The upper level low that produced the rainy and cold weekend, will meander into New Hampshire today, and eventually Atlantic Canada by Tuesday. More showers can be expected in Montreal today, with a cool high of 10C (50F). On Tuesday, skies will slowly clear, followed by the warmest surge of air so far this season. Expect a high of 17C (63F) Tuesday, and up to 24C (75F) Wednesday. Unfortunately another frontal system will arrive on Thursday, with more showers and perhaps even the first round of thunderstorms this year. Rainfall amounts may be significant in southern Quebec, adding to the current flood concerns.

Tuesday, April 17, 2018

Record setting storm slowly moving east

Hydro Ottawa poles were snapped in half after 9 hours of freezing rain across the National Capital region. (Hydro Ottawa Photo)
The storm that produced hour upon hour of freezing rain across southern Ontario and Quebec, is slowly releasing its grip on the region. The system was responsible for 9 hours of freezing rain in Montreal, the longest April event ever, dating back to 1953. Between 10 and 20mm of ice fell on the city and suburbs, delaying flights and closing most schools. A peak wind gust of 63km/h occurred at Trudeau Airport. Scattered power outages were also reported, mainly off island to the south and west.

In Ontario, the storm was much worse. Over 80mm of frozen precipitation (rain and ice pellets) fell on Toronto over 24 hours. A peak wind gust of 98km/h occurred at Billy Bishop Airport. In Ottawa and Gatineau, 9 hours of freezing rain deposited 28mm of ice. Power was out to over 60,000 homes in the region, including 44,000 on the Quebec side of the border. The ice snapped hydro poles in half in Ottawa.
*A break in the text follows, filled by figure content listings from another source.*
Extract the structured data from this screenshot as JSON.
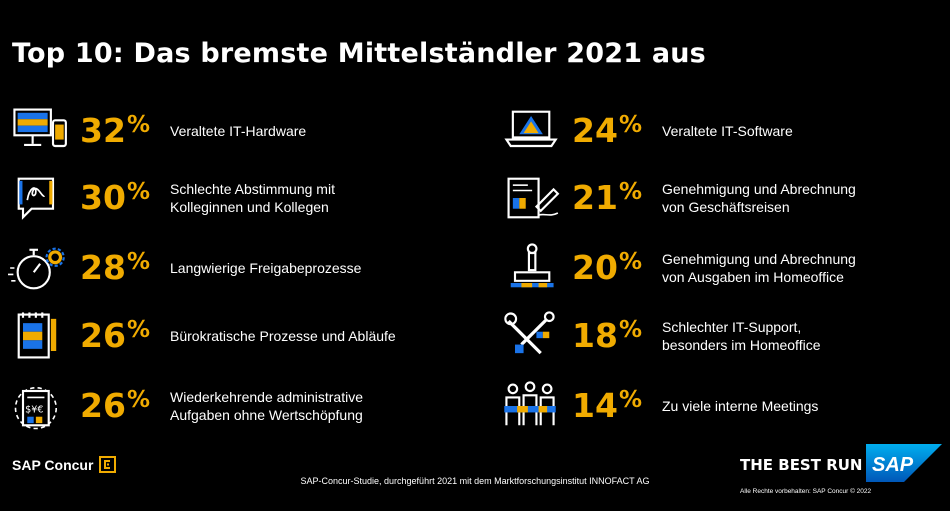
{
  "title": "Top 10: Das bremste Mittelständler 2021 aus",
  "chart_data": {
    "type": "table",
    "title": "Top 10: Das bremste Mittelständler 2021 aus",
    "unit": "%",
    "items": [
      {
        "value": 32,
        "label": "Veraltete IT-Hardware",
        "icon": "computer-devices-icon"
      },
      {
        "value": 30,
        "label": "Schlechte Abstimmung mit\nKolleginnen und Kollegen",
        "icon": "chat-bubble-icon"
      },
      {
        "value": 28,
        "label": "Langwierige Freigabeprozesse",
        "icon": "stopwatch-gear-icon"
      },
      {
        "value": 26,
        "label": "Bürokratische Prozesse und Abläufe",
        "icon": "notepad-icon"
      },
      {
        "value": 26,
        "label": "Wiederkehrende administrative\nAufgaben ohne Wertschöpfung",
        "icon": "recurring-invoice-icon"
      },
      {
        "value": 24,
        "label": "Veraltete IT-Software",
        "icon": "laptop-warning-icon"
      },
      {
        "value": 21,
        "label": "Genehmigung und Abrechnung\nvon Geschäftsreisen",
        "icon": "contract-signing-icon"
      },
      {
        "value": 20,
        "label": "Genehmigung und Abrechnung\nvon Ausgaben im Homeoffice",
        "icon": "stamp-icon"
      },
      {
        "value": 18,
        "label": "Schlechter IT-Support,\nbesonders im Homeoffice",
        "icon": "tools-icon"
      },
      {
        "value": 14,
        "label": "Zu viele interne Meetings",
        "icon": "meeting-people-icon"
      }
    ]
  },
  "colors": {
    "accent": "#f0ab00",
    "background": "#000000",
    "text": "#ffffff",
    "blue": "#1a73e8",
    "sap_blue": "#0070c0"
  },
  "footer": {
    "brand": "SAP Concur",
    "brand_mark": "C",
    "source": "SAP-Concur-Studie, durchgeführt 2021 mit dem Marktforschungsinstitut INNOFACT AG",
    "tagline": "THE BEST RUN",
    "sap_logo": "SAP",
    "rights": "Alle Rechte vorbehalten: SAP Concur © 2022"
  }
}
The Ontario Provincial Police reported hundreds of accidents over the weekend and Monday as a result of the late season storm. The Toronto Blue Jays baseball game was postponed Monday night due to ice falling from the CN Tower onto the roof of Rogers Centre.

The same storm was responsible for heavy snow across the central Great Lakes. Wiarton, Ontario reported 39.6cm of snow, while Green Bay, Wisconsin was hit with their second largest snowstorm ever, 24.2 inches. You have to go back 130 years to March 1-2, 1888 for the largest storm, 29 inches. On the warm side of the storm, widespread severe thunderstorms stretched from Arkansas to the Carolinas. Several tornadoes occurred as well as large hail. Widespread damage was reported, along with multiple injuries and at least four fatalities.